Created on 12-04-2018 05:42 AM - edited 09-16-2022 06:57 AM
Hi,
I've just upgraded the cluster from 5.14 to 5.16, however none of the node managers will start. They give the error:
2018-12-04 13:26:15,283 DEBUG org.apache.hadoop.yarn.server.nodemanager.LinuxContainerExecutor: checkLinuxExecutorSetup: [/var/lib/yarn-ce/bin/container-executor, --checksetup] 2018-12-04 13:26:15,287 WARN org.apache.hadoop.yarn.server.nodemanager.LinuxContainerExecutor: Exit code from container executor initialization is : 24 ExitCodeException exitCode=24: Invalid conf file provided : /var/lib/yarn-ce/etc/hadoop/container-executor.cfg at org.apache.hadoop.util.Shell.runCommand(Shell.java:604) at org.apache.hadoop.util.Shell.run(Shell.java:507) at org.apache.hadoop.util.Shell$ShellCommandExecutor.execute(Shell.java:789) at org.apache.hadoop.yarn.server.nodemanager.LinuxContainerExecutor.init(LinuxContainerExecutor.java:193) at org.apache.hadoop.yarn.server.nodemanager.NodeManager.serviceInit(NodeManager.java:267) at org.apache.hadoop.service.AbstractService.init(AbstractService.java:163) at org.apache.hadoop.yarn.server.nodemanager.NodeManager.initAndStartNodeManager(NodeManager.java:562) at org.apache.hadoop.yarn.server.nodemanager.NodeManager.main(NodeManager.java:609)
I've read various articles about permissions etc, none of which seem to work.
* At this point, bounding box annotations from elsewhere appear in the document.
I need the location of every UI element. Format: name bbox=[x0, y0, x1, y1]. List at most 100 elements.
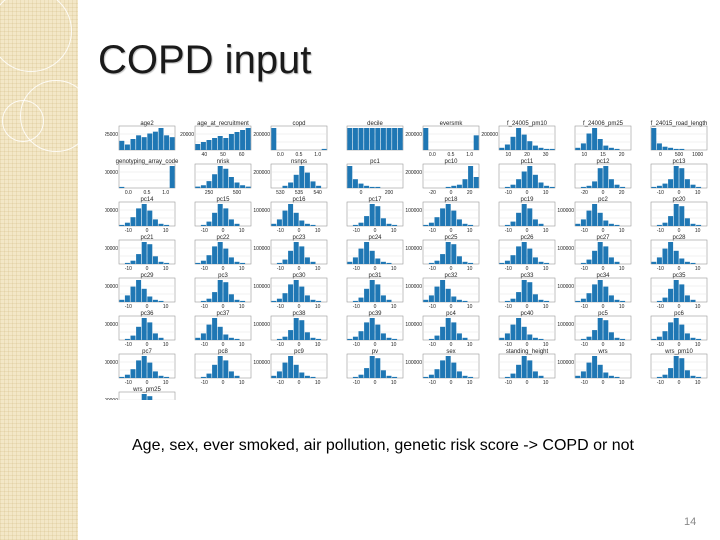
histogram-bar bbox=[217, 136, 223, 150]
x-tick-label: 0 bbox=[602, 342, 605, 348]
histogram-bar bbox=[347, 338, 353, 340]
histogram-bar bbox=[620, 338, 626, 340]
histogram-bar bbox=[516, 246, 522, 264]
histogram-bar bbox=[592, 250, 598, 264]
x-tick-label: 10 bbox=[695, 266, 701, 272]
x-tick-label: -10 bbox=[657, 380, 664, 386]
x-tick-label: 10 bbox=[467, 228, 473, 234]
x-tick-label: 10 bbox=[695, 342, 701, 348]
histogram-bar bbox=[217, 280, 223, 302]
histogram-bar bbox=[152, 131, 158, 150]
histogram-bar bbox=[668, 288, 674, 302]
panel-title: pc21 bbox=[140, 235, 154, 241]
histogram-bar bbox=[386, 128, 392, 150]
histogram-bar bbox=[364, 322, 370, 340]
histogram-bar bbox=[620, 186, 626, 188]
histogram-bar bbox=[130, 139, 136, 150]
histogram-bar bbox=[679, 168, 685, 188]
histogram-bar bbox=[212, 292, 218, 302]
histogram-bar bbox=[293, 242, 299, 264]
histogram-bar bbox=[200, 300, 206, 302]
histogram-bar bbox=[206, 140, 212, 150]
histogram-bar bbox=[690, 262, 696, 264]
histogram-bar bbox=[462, 223, 468, 226]
histogram-bar bbox=[451, 322, 457, 340]
histogram-bar bbox=[586, 362, 592, 378]
panel-frame bbox=[422, 201, 480, 227]
x-tick-label: 0 bbox=[298, 342, 301, 348]
histogram-bar bbox=[580, 143, 586, 150]
histogram-bar bbox=[124, 144, 130, 150]
histogram-bar bbox=[223, 334, 229, 340]
histogram-bar bbox=[276, 219, 282, 226]
histogram-bar bbox=[358, 128, 364, 150]
y-tick-label: 100000 bbox=[405, 322, 422, 328]
histogram-bar bbox=[597, 364, 603, 378]
x-tick-label: 0 bbox=[678, 228, 681, 234]
histogram-bar bbox=[608, 223, 614, 226]
histogram-bar bbox=[521, 171, 527, 188]
histogram-bar bbox=[282, 210, 288, 226]
panel-frame bbox=[422, 239, 480, 265]
histogram-bar bbox=[386, 337, 392, 340]
histogram-bar bbox=[592, 204, 598, 226]
x-tick-label: 10 bbox=[619, 380, 625, 386]
histogram-bar bbox=[440, 360, 446, 378]
x-tick-label: 530 bbox=[276, 190, 285, 196]
panel-frame bbox=[346, 277, 404, 303]
x-tick-label: 1.0 bbox=[314, 152, 321, 158]
histogram-bar bbox=[662, 146, 668, 150]
histogram-bar bbox=[200, 185, 206, 188]
histogram-bar bbox=[684, 179, 690, 188]
histogram-bar bbox=[124, 262, 130, 264]
x-tick-label: -10 bbox=[581, 266, 588, 272]
histogram-bar bbox=[451, 244, 457, 264]
histogram-bar bbox=[451, 210, 457, 226]
histogram-bar bbox=[299, 320, 305, 340]
histogram-bar bbox=[434, 369, 440, 378]
histogram-bar bbox=[440, 280, 446, 302]
histogram-bar bbox=[124, 374, 130, 378]
histogram-bar bbox=[516, 179, 522, 188]
histogram-bar bbox=[614, 184, 620, 188]
panel-title: pc29 bbox=[140, 273, 154, 279]
x-tick-label: -10 bbox=[657, 304, 664, 310]
histogram-bar bbox=[462, 261, 468, 264]
x-tick-label: 0.5 bbox=[448, 152, 455, 158]
x-tick-label: 0 bbox=[146, 380, 149, 386]
histogram-bar bbox=[451, 296, 457, 302]
histogram-bar bbox=[130, 335, 136, 340]
histogram-bar bbox=[597, 318, 603, 340]
histogram-bar bbox=[499, 337, 505, 340]
y-tick-label: 100000 bbox=[253, 322, 270, 328]
histogram-bar bbox=[200, 224, 206, 226]
panel-frame bbox=[650, 201, 708, 227]
panel-title: decile bbox=[367, 121, 383, 127]
histogram-bar bbox=[456, 184, 462, 188]
x-tick-label: 0 bbox=[146, 342, 149, 348]
histogram-bar bbox=[369, 356, 375, 378]
histogram-bar bbox=[580, 338, 586, 340]
panel-title: pc20 bbox=[672, 197, 686, 203]
histogram-bar bbox=[504, 144, 510, 150]
x-tick-label: 0.0 bbox=[277, 152, 284, 158]
histogram-bar bbox=[147, 210, 153, 226]
panel-title: pc10 bbox=[444, 159, 458, 165]
histogram-bar bbox=[662, 297, 668, 302]
panel-frame bbox=[574, 277, 632, 303]
histogram-bar bbox=[608, 332, 614, 340]
histogram-bar bbox=[212, 318, 218, 340]
histogram-bar bbox=[586, 210, 592, 226]
panel-title: f_24006_pm25 bbox=[583, 121, 624, 127]
y-tick-label: 100000 bbox=[557, 208, 574, 214]
histogram-bar bbox=[592, 356, 598, 378]
histogram-bar bbox=[147, 322, 153, 340]
histogram-bar bbox=[358, 374, 364, 378]
y-tick-label: 100000 bbox=[405, 246, 422, 252]
sidebar-ring bbox=[0, 0, 72, 72]
histogram-bar bbox=[603, 166, 609, 188]
x-tick-label: 10 bbox=[543, 228, 549, 234]
histogram-bar bbox=[614, 337, 620, 340]
panel-frame bbox=[422, 315, 480, 341]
The file /var/lib/yarn-ce/etc/hadoop/container-executor.cfg seems to be recreated every time I attempt to start the node manager. I know there was some bug fixes in 5.15 and 5.16 releating to this.
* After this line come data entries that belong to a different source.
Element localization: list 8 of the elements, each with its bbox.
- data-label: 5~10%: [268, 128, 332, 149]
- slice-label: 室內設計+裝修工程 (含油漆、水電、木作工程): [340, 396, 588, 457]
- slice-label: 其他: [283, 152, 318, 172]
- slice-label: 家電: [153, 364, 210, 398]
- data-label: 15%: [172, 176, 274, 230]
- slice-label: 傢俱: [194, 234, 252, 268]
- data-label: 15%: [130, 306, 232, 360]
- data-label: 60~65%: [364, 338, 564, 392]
Any help would be greatly apprichated as the cluster is currently down.
Created 12-04-2018 06:27 AM
Make sure that the nosuid flag isn't set on the /var (or /var/lib) mount point in /etc/fstab.
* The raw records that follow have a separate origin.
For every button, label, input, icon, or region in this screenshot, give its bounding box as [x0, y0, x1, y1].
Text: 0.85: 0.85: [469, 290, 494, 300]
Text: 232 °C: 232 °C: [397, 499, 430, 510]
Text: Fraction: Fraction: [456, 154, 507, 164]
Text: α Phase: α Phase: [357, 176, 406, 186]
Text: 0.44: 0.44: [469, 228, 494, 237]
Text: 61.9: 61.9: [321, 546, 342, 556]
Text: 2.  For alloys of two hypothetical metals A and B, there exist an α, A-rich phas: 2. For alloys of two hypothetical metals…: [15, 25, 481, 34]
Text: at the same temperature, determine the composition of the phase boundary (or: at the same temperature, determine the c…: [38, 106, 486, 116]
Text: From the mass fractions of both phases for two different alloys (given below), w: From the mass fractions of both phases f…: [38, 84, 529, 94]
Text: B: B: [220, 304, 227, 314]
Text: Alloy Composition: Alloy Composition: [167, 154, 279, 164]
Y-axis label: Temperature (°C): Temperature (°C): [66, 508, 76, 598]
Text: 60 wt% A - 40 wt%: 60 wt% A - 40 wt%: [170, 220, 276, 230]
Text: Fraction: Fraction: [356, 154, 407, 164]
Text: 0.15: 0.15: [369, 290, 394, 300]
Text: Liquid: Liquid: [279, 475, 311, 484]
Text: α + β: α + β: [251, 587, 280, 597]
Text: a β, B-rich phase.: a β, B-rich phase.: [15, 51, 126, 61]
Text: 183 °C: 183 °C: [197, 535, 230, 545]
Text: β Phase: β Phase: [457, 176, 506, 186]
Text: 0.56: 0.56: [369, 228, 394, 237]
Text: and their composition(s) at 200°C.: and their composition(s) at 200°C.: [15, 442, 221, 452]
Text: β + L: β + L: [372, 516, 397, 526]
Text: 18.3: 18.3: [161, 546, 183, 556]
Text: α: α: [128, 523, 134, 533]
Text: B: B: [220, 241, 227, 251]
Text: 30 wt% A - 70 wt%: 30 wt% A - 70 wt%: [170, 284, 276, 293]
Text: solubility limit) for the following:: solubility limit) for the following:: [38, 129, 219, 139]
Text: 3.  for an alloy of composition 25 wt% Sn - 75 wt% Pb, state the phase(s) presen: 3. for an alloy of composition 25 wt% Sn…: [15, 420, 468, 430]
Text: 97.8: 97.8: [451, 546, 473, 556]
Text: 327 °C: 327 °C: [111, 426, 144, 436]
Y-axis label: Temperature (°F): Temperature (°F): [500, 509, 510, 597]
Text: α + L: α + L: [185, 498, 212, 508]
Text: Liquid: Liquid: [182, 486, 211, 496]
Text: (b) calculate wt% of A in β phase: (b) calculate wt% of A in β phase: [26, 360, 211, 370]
Since this release the container-executor has now moved to /var/lib/yarn-ce, which for many users will be on a different mount that it was previously (perhaps /opt or /usr).
This should probably be in the release notes for v5.16, as it isn't clear that the default location of container-executor has moved, and potential implications this will have.
Matt
Created 12-04-2018 06:27 AM
Make sure that the nosuid flag isn't set on the /var (or /var/lib) mount point in /etc/fstab.
Since this release the container-executor has now moved to /var/lib/yarn-ce, which for many users will be on a different mount that it was previously (perhaps /opt or /usr).
This should probably be in the release notes for v5.16, as it isn't clear that the default location of container-executor has moved, and potential implications this will have.
Matt